- 2 (5 1/2-pound) dressed ducks
- 2 teaspoons salt
- 2 teaspoons freshly ground pepper
- 12 shallots, peeled
- 10 garlic cloves, crushed
- 2 fresh rosemary sprigs
- 1 small lemon, cut in half
- 1/2 cup lemon marmalade
- 1/4 cup firmly packed brown sugar
- Garnishes: rosemary sprigs, lemon slices, fresh berries
Start by firing up your wood fired oven to it’s optimum temperature and allow the oven to cool down to a roasting environment. Maintain the temperature at 250 degrees C. For more information, please refer to our Cooking Techniques Guide.
- Remove giblets and necks from ducks; reserve for another use, if desired. Rinse ducks thoroughly under cold water, and pat dry with paper towels. Sprinkle cavities and skin with salt and pepper; fill cavities with shallots and next 3 ingredients. Prick skin with a meat fork. Tie ends of legs together with string; tuck wingtips under.
- Place ducks, breast side up, on a lightly greased grill rack and tray and place into oven once it has reached it’s optimum temperature and you have brushed embers to one side. Bake, uncovered for 30 minutes.
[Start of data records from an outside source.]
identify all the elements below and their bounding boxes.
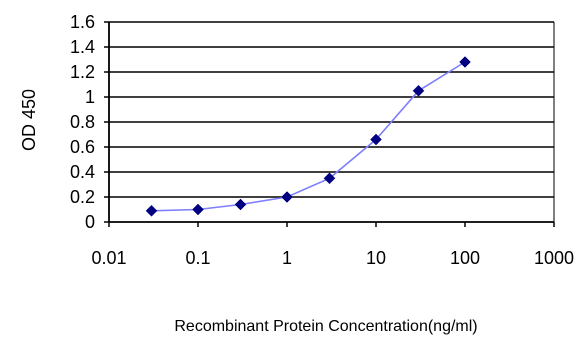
y-tick-label-5: 1 xyxy=(85,87,95,107)
y-tick-label-1: 0.2 xyxy=(70,187,95,207)
data-point-0-6 xyxy=(412,84,425,97)
x-tick-label-5: 1000 xyxy=(534,248,574,268)
data-point-0-7 xyxy=(459,56,471,68)
x-tick-label-3: 10 xyxy=(366,248,386,268)
y-tick-label-3: 0.6 xyxy=(70,137,95,157)
series-layer xyxy=(145,56,471,217)
y-tick-label-8: 1.6 xyxy=(70,12,95,32)
label-layer: Recombinant Protein Concentration(ng/ml)… xyxy=(19,89,478,335)
data-point-0-3 xyxy=(281,191,293,203)
grid-layer xyxy=(109,21,554,222)
x-tick-label-0: 0.01 xyxy=(91,248,126,268)
x-tick-label-1: 0.1 xyxy=(185,248,210,268)
data-point-0-2 xyxy=(234,198,247,211)
x-tick-label-2: 1 xyxy=(282,248,292,268)
x-tick-label-4: 100 xyxy=(450,248,480,268)
data-point-0-1 xyxy=(192,203,204,216)
y-tick-label-2: 0.4 xyxy=(70,162,95,182)
y-tick-label-4: 0.8 xyxy=(70,112,95,132)
data-point-0-0 xyxy=(145,204,158,217)
y-tick-label-7: 1.4 xyxy=(70,37,95,57)
y-axis-title: OD 450 xyxy=(19,89,39,151)
axis-layer: 0 0.2 0.4 0.6 0.8 1 1.2 1.4 1.6 0.01 0.1 1 10 100 1000 xyxy=(70,12,574,268)
data-point-0-5 xyxy=(370,133,382,146)
y-tick-label-0: 0 xyxy=(85,212,95,232)
data-point-0-4 xyxy=(323,172,336,185)
x-axis-title: Recombinant Protein Concentration(ng/ml) xyxy=(174,318,477,335)
y-tick-label-6: 1.2 xyxy=(70,62,95,82)
series-line-0 xyxy=(151,61,466,212)
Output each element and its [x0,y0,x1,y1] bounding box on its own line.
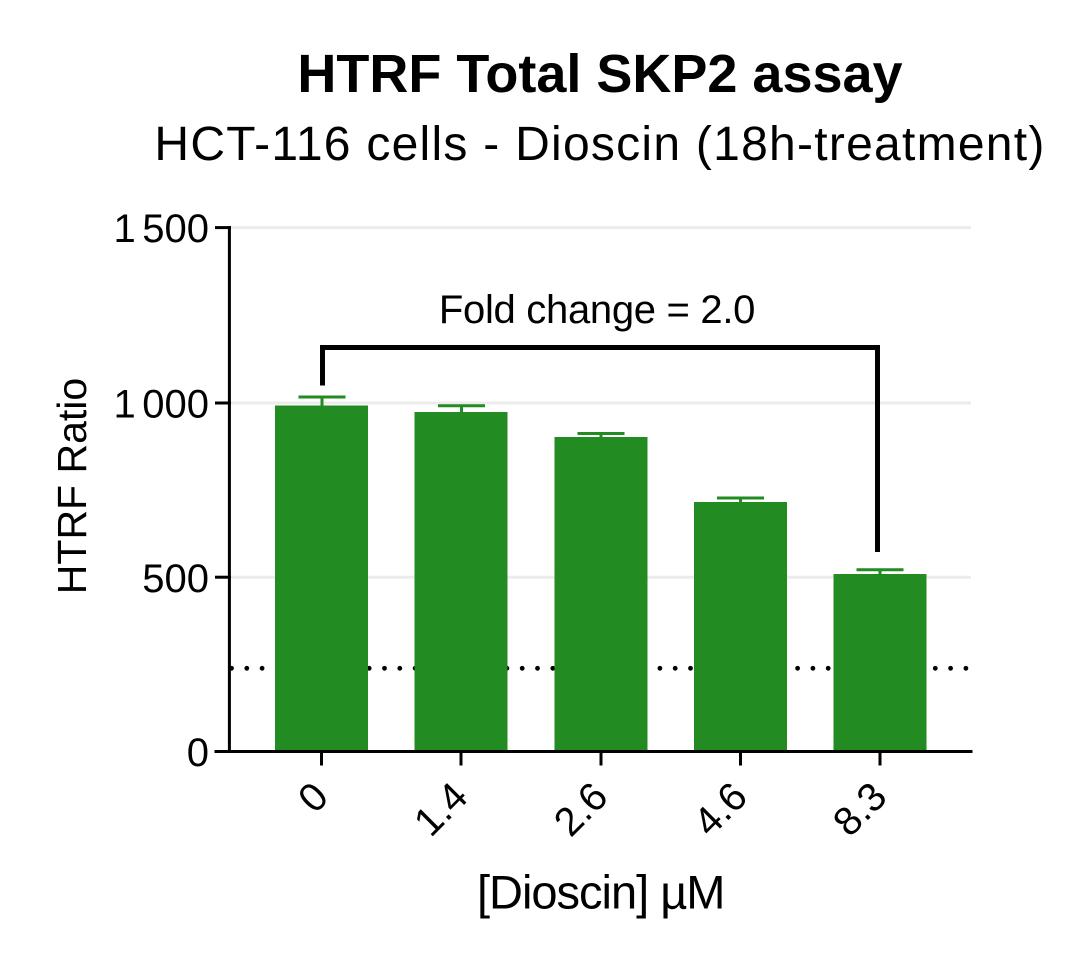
svg-text:500: 500 [142,207,209,251]
svg-text:500: 500 [142,557,209,601]
svg-text:1: 1 [113,207,135,251]
svg-text:1: 1 [113,383,135,427]
svg-text:HCT-116 cells - Dioscin (18h-t: HCT-116 cells - Dioscin (18h-treatment) [154,118,1045,171]
svg-text:1.4: 1.4 [406,774,476,844]
svg-text:HTRF Total SKP2 assay: HTRF Total SKP2 assay [297,44,902,104]
svg-text:Fold change = 2.0: Fold change = 2.0 [439,288,755,332]
svg-text:000: 000 [142,383,209,427]
svg-text:4.6: 4.6 [685,774,755,844]
svg-text:8.3: 8.3 [825,774,895,844]
svg-text:[Dioscin] µM: [Dioscin] µM [477,866,725,919]
svg-text:2.6: 2.6 [546,774,616,844]
svg-text:0: 0 [290,774,337,821]
svg-text:0: 0 [187,731,209,775]
svg-text:HTRF Ratio: HTRF Ratio [49,378,95,594]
Turn ducks over; bake 30 minutes.
- Combine marmalade and brown sugar into a mini saucepan and place in oven for 2 1/2 minutes. Turn ducks breast side up; brush with marmalade mixture. Return ducks to oven and bake for a final 5 to 10 minutes. Transfer ducks to a serving platter; let stand 10 minutes before serving. Garnish with the fresh berries, rosemary sprigs and lemon slices.